The LAT has a front-page story confirming that the woman in the Kenya rubble known to rescuers only as “Rose” (full name: Rose Wanjiku Mwangi) was found dead on Wednesday. Her head had been protected from three stories of rubble by a table. She had been dead for as little as 24 hours when she was found.

The WP reports that Tanzanian police are looking for the assistant to the driver of the water truck believed to have harbored the bomb deployed against the U.S. embassy in Dar-es-Salaam. The body of the driver, believed to have been a faithful embassy employee, was found in the wreckage. The assistant’s was not.

The NYT front reports that the new Clinton legal defense fund, free of some of the legal restrictions of the old one that was disbanded earlier this year, has already been much more successful, bringing in more than $2 million in just six months. The paper says funds have come in from “Main Street, Wall Street and Hollywood,” in response to a direct mail campaign seizing on hostility toward Kenneth Starr, but makes it seem that Hollywood has been particularly important, mentioning such donors as David Geffen, Tom Hanks, Steven Spielberg, Jeffrey Katzenberg, Harvey Weinstein, and Bud Yorkin. Geffen is quoted explaining his $10,000 donation this way: “There is a well-financed group of zealots who want to bring down the President. And this guy has no money. He’s broke. This is a terrible situation.” The Clintons’ legal expenses are now estimated at $6 million, with the potential, says the Times, to grow at a clip of $1 million a year.
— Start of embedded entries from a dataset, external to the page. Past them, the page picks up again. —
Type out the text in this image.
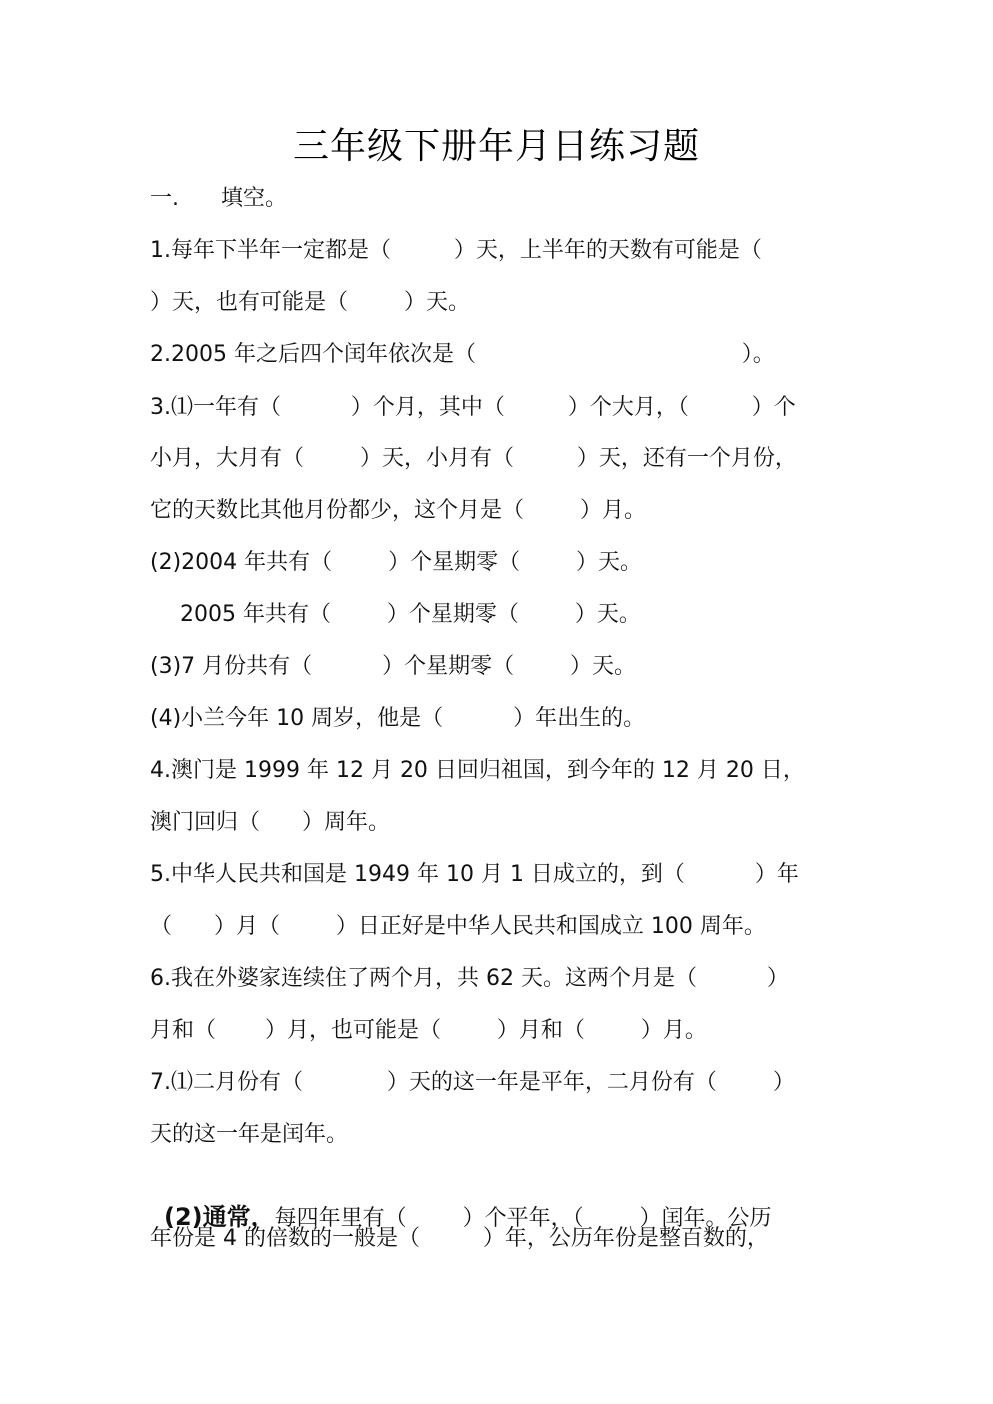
三年级下册年月日练习题
一.      填空。
1.每年下半年一定都是（         ）天，上半年的天数有可能是（
）天，也有可能是（        ）天。
2.2005 年之后四个闰年依次是（                                      ）。
3.⑴一年有（          ）个月，其中（         ）个大月，（         ）个
小月，大月有（        ）天，小月有（         ）天，还有一个月份，
它的天数比其他月份都少，这个月是（        ）月。
(2)2004 年共有（        ）个星期零（        ）天。
2005 年共有（        ）个星期零（        ）天。
(3)7 月份共有（          ）个星期零（        ）天。
(4)小兰今年 10 周岁，他是（          ）年出生的。
4.澳门是 1999 年 12 月 20 日回归祖国，到今年的 12 月 20 日，
澳门回归（      ）周年。
5.中华人民共和国是 1949 年 10 月 1 日成立的，到（          ）年
（      ）月（        ）日正好是中华人民共和国成立 100 周年。
6.我在外婆家连续住了两个月，共 62 天。这两个月是（          ）
月和（       ）月，也可能是（        ）月和（        ）月。
7.⑴二月份有（            ）天的这一年是平年，二月份有（        ）
天的这一年是闰年。

(2)通常，每四年里有（        ）个平年，（        ）闰年。公历

年份是 4 的倍数的一般是（         ）年，公历年份是整百数的，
A staple newspaper feature is the academic convention piece, which features elbow-patched and distracted professors virtually unaware that they’ve plopped down into a big hotel in a big city because they’re so terminally immersed in their profession, such as it is. Today’s WP features a particularly ripe target for the genre– a philosophers’ convention. Imagine–3,000 academics in one hotel, not one of them sure the others are really there too! But before you laugh too much at these Platos without a Republic, consider this Post factoid: the employment rate for philosophy Ph.D.’s is 98.9 percent.